All Topics / Finance / Refinancing a previous PPR to get maximum -ve gear effect
I was just about to refinance a previous PPR that is now IP into a Hybrid Trust at 100% finance to get maximum -ve gearing effect. My accountant has just advsied me that the Trust Deed is under scrutiny with ATO and doesn't advise me to transfer the property into it.
The property is currently joint name me and wife I have no problem paying stamp duty on transfer I receive income wife doesn't, does anyone know another way of achieving maximum -ve gear ?
You still may benefit from transferring to a trust as this will free up funds which can then be used to pay off the new PPOR loan – if you have one. If you use a discretionary trust it may be that there is a loss which cannot be offset against personal income, but can roll forward to future years. Additionally you may be able to divert other income into the trust to offset the loss.

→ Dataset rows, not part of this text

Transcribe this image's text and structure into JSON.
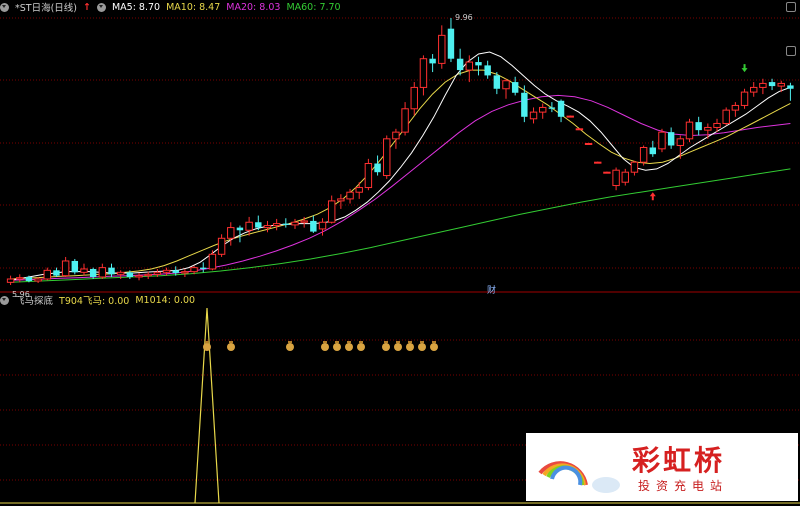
{
  "main_panel": {
    "title": "*ST日海(日线)",
    "indicators": [
      {
        "label": "MA5: 8.70",
        "color": "#ffffff"
      },
      {
        "label": "MA10: 8.47",
        "color": "#e8d84a"
      },
      {
        "label": "MA20: 8.03",
        "color": "#dd33dd"
      },
      {
        "label": "MA60: 7.70",
        "color": "#33cc33"
      }
    ],
    "high_label": "9.96",
    "low_label": "5.96",
    "financial_marker": "财"
  },
  "sub_panel": {
    "title": "飞马探底",
    "indicators": [
      {
        "label": "T904飞马: 0.00",
        "color": "#e8d84a"
      },
      {
        "label": "M1014: 0.00",
        "color": "#e8d84a"
      }
    ]
  },
  "watermark": {
    "name": "彩虹桥",
    "subtitle": "投资充电站"
  },
  "colors": {
    "up_candle": "#ff3030",
    "down_candle": "#4ef0f0",
    "ma5": "#ffffff",
    "ma10": "#e8d84a",
    "ma20": "#dd33dd",
    "ma60": "#33cc33",
    "grid": "#7a0000"
  },
  "chart_data": {
    "type": "candlestick",
    "price_range": [
      5.96,
      9.96
    ],
    "candles": [
      [
        6.0,
        6.1,
        5.96,
        6.05
      ],
      [
        6.05,
        6.12,
        6.0,
        6.07
      ],
      [
        6.08,
        6.1,
        6.0,
        6.02
      ],
      [
        6.02,
        6.08,
        5.99,
        6.05
      ],
      [
        6.05,
        6.22,
        6.03,
        6.18
      ],
      [
        6.18,
        6.22,
        6.08,
        6.1
      ],
      [
        6.1,
        6.38,
        6.08,
        6.32
      ],
      [
        6.32,
        6.35,
        6.12,
        6.15
      ],
      [
        6.15,
        6.28,
        6.1,
        6.2
      ],
      [
        6.2,
        6.22,
        6.05,
        6.08
      ],
      [
        6.08,
        6.28,
        6.05,
        6.22
      ],
      [
        6.22,
        6.28,
        6.08,
        6.12
      ],
      [
        6.12,
        6.18,
        6.05,
        6.15
      ],
      [
        6.15,
        6.18,
        6.05,
        6.08
      ],
      [
        6.08,
        6.14,
        6.03,
        6.1
      ],
      [
        6.1,
        6.16,
        6.05,
        6.12
      ],
      [
        6.12,
        6.2,
        6.08,
        6.15
      ],
      [
        6.15,
        6.22,
        6.1,
        6.18
      ],
      [
        6.18,
        6.24,
        6.1,
        6.14
      ],
      [
        6.14,
        6.2,
        6.08,
        6.16
      ],
      [
        6.16,
        6.25,
        6.12,
        6.22
      ],
      [
        6.22,
        6.3,
        6.15,
        6.2
      ],
      [
        6.2,
        6.48,
        6.18,
        6.42
      ],
      [
        6.42,
        6.72,
        6.38,
        6.66
      ],
      [
        6.66,
        6.9,
        6.55,
        6.82
      ],
      [
        6.82,
        6.85,
        6.6,
        6.78
      ],
      [
        6.78,
        6.98,
        6.7,
        6.9
      ],
      [
        6.9,
        7.0,
        6.78,
        6.82
      ],
      [
        6.82,
        6.92,
        6.75,
        6.85
      ],
      [
        6.85,
        6.95,
        6.78,
        6.88
      ],
      [
        6.88,
        6.96,
        6.82,
        6.86
      ],
      [
        6.86,
        6.95,
        6.8,
        6.9
      ],
      [
        6.9,
        6.98,
        6.82,
        6.92
      ],
      [
        6.92,
        7.0,
        6.74,
        6.76
      ],
      [
        6.8,
        6.96,
        6.7,
        6.9
      ],
      [
        6.9,
        7.3,
        6.88,
        7.22
      ],
      [
        7.22,
        7.32,
        7.1,
        7.25
      ],
      [
        7.25,
        7.4,
        7.18,
        7.35
      ],
      [
        7.35,
        7.5,
        7.25,
        7.42
      ],
      [
        7.42,
        7.85,
        7.38,
        7.78
      ],
      [
        7.78,
        7.9,
        7.6,
        7.65
      ],
      [
        7.6,
        8.2,
        7.55,
        8.15
      ],
      [
        8.15,
        8.3,
        8.0,
        8.25
      ],
      [
        8.25,
        8.7,
        8.2,
        8.6
      ],
      [
        8.6,
        9.0,
        8.5,
        8.92
      ],
      [
        8.92,
        9.4,
        8.8,
        9.35
      ],
      [
        9.35,
        9.42,
        9.15,
        9.28
      ],
      [
        9.28,
        9.85,
        9.2,
        9.7
      ],
      [
        9.8,
        9.96,
        9.3,
        9.35
      ],
      [
        9.35,
        9.5,
        9.1,
        9.18
      ],
      [
        9.18,
        9.4,
        9.0,
        9.3
      ],
      [
        9.3,
        9.38,
        9.1,
        9.25
      ],
      [
        9.25,
        9.32,
        9.05,
        9.1
      ],
      [
        9.1,
        9.15,
        8.82,
        8.9
      ],
      [
        8.9,
        9.05,
        8.75,
        9.02
      ],
      [
        9.0,
        9.08,
        8.8,
        8.84
      ],
      [
        8.84,
        8.95,
        8.4,
        8.48
      ],
      [
        8.45,
        8.62,
        8.38,
        8.55
      ],
      [
        8.55,
        8.68,
        8.45,
        8.62
      ],
      [
        8.62,
        8.7,
        8.55,
        8.6
      ],
      [
        8.72,
        8.74,
        8.4,
        8.48
      ],
      [
        8.48,
        8.5,
        8.48,
        8.49
      ],
      [
        8.3,
        8.31,
        8.29,
        8.3
      ],
      [
        8.08,
        8.09,
        8.07,
        8.08
      ],
      [
        7.8,
        7.81,
        7.79,
        7.8
      ],
      [
        7.65,
        7.66,
        7.64,
        7.65
      ],
      [
        7.45,
        7.72,
        7.38,
        7.68
      ],
      [
        7.5,
        7.7,
        7.45,
        7.65
      ],
      [
        7.65,
        7.82,
        7.6,
        7.8
      ],
      [
        7.8,
        8.05,
        7.75,
        8.02
      ],
      [
        8.02,
        8.12,
        7.88,
        7.92
      ],
      [
        8.0,
        8.3,
        7.95,
        8.25
      ],
      [
        8.25,
        8.32,
        8.0,
        8.05
      ],
      [
        8.05,
        8.2,
        7.85,
        8.15
      ],
      [
        8.15,
        8.45,
        8.1,
        8.4
      ],
      [
        8.4,
        8.48,
        8.2,
        8.28
      ],
      [
        8.28,
        8.38,
        8.15,
        8.32
      ],
      [
        8.32,
        8.45,
        8.25,
        8.38
      ],
      [
        8.38,
        8.62,
        8.35,
        8.58
      ],
      [
        8.58,
        8.7,
        8.48,
        8.65
      ],
      [
        8.65,
        8.9,
        8.6,
        8.85
      ],
      [
        8.85,
        9.0,
        8.78,
        8.92
      ],
      [
        8.92,
        9.05,
        8.82,
        8.98
      ],
      [
        9.0,
        9.05,
        8.88,
        8.94
      ],
      [
        8.94,
        9.02,
        8.85,
        8.98
      ],
      [
        8.95,
        8.99,
        8.72,
        8.9
      ]
    ],
    "ma_lines": {
      "ma5": [
        6.03,
        6.06,
        6.09,
        6.12,
        6.14,
        6.16,
        6.16,
        6.16,
        6.15,
        6.14,
        6.14,
        6.14,
        6.15,
        6.16,
        6.17,
        6.18,
        6.22,
        6.3,
        6.42,
        6.55,
        6.66,
        6.74,
        6.8,
        6.84,
        6.86,
        6.87,
        6.88,
        6.88,
        6.89,
        6.92,
        6.98,
        7.08,
        7.2,
        7.35,
        7.52,
        7.72,
        7.94,
        8.2,
        8.48,
        8.8,
        9.1,
        9.3,
        9.42,
        9.45,
        9.38,
        9.25,
        9.1,
        8.95,
        8.82,
        8.72,
        8.64,
        8.55,
        8.42,
        8.25,
        8.05,
        7.85,
        7.72,
        7.68,
        7.7,
        7.78,
        7.9,
        8.02,
        8.12,
        8.22,
        8.32,
        8.42,
        8.52,
        8.64,
        8.76,
        8.86,
        8.92
      ],
      "ma10": [
        6.05,
        6.06,
        6.07,
        6.08,
        6.09,
        6.1,
        6.11,
        6.12,
        6.13,
        6.15,
        6.17,
        6.2,
        6.25,
        6.32,
        6.4,
        6.48,
        6.56,
        6.63,
        6.69,
        6.74,
        6.79,
        6.84,
        6.89,
        6.95,
        7.02,
        7.12,
        7.25,
        7.42,
        7.62,
        7.85,
        8.1,
        8.35,
        8.6,
        8.82,
        9.0,
        9.12,
        9.18,
        9.18,
        9.12,
        9.02,
        8.9,
        8.78,
        8.66,
        8.52,
        8.38,
        8.22,
        8.08,
        7.95,
        7.86,
        7.8,
        7.78,
        7.8,
        7.86,
        7.94,
        8.02,
        8.1,
        8.18,
        8.28,
        8.38,
        8.48,
        8.58,
        8.68
      ],
      "ma20": [
        6.03,
        6.04,
        6.05,
        6.06,
        6.07,
        6.08,
        6.09,
        6.1,
        6.11,
        6.12,
        6.14,
        6.17,
        6.21,
        6.26,
        6.32,
        6.39,
        6.47,
        6.56,
        6.66,
        6.78,
        6.92,
        7.08,
        7.25,
        7.44,
        7.64,
        7.84,
        8.04,
        8.24,
        8.42,
        8.56,
        8.66,
        8.73,
        8.78,
        8.8,
        8.78,
        8.72,
        8.62,
        8.5,
        8.38,
        8.28,
        8.22,
        8.2,
        8.21,
        8.24,
        8.28,
        8.32,
        8.35,
        8.38
      ],
      "ma60": [
        6.0,
        6.02,
        6.04,
        6.06,
        6.08,
        6.1,
        6.13,
        6.17,
        6.22,
        6.28,
        6.35,
        6.43,
        6.52,
        6.62,
        6.72,
        6.82,
        6.92,
        7.02,
        7.11,
        7.2,
        7.28,
        7.35,
        7.42,
        7.49,
        7.56,
        7.63,
        7.7
      ]
    },
    "signals": [
      {
        "index": 17,
        "row": 1
      },
      {
        "index": 19,
        "row": 1
      },
      {
        "index": 24,
        "row": 1
      },
      {
        "index": 27,
        "row": 1
      },
      {
        "index": 28,
        "row": 1
      },
      {
        "index": 29,
        "row": 1
      },
      {
        "index": 30,
        "row": 1
      },
      {
        "index": 32,
        "row": 1
      },
      {
        "index": 33,
        "row": 1
      },
      {
        "index": 34,
        "row": 1
      },
      {
        "index": 35,
        "row": 1
      },
      {
        "index": 36,
        "row": 1
      }
    ],
    "sub_spike_index": 17
  }
}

Another option is, if you own the house jointly, you may be able to buy out your partner, borrowing to do this. In some states transfers between spouses may not attract stamp duty.
Terryw | Structuring Lawyers Pty Ltd / Loan Structuring Pty Ltd
http://www.Structuring.com.au
Email MeLawyer, Mortgage Broker and Tax Advisor (Sydney based but advising Aust wide) http://www.Structuring.com.au
Terry, Regretfully Qld is not one of those States.
A Unit Trust appears to alleviate the initial issue.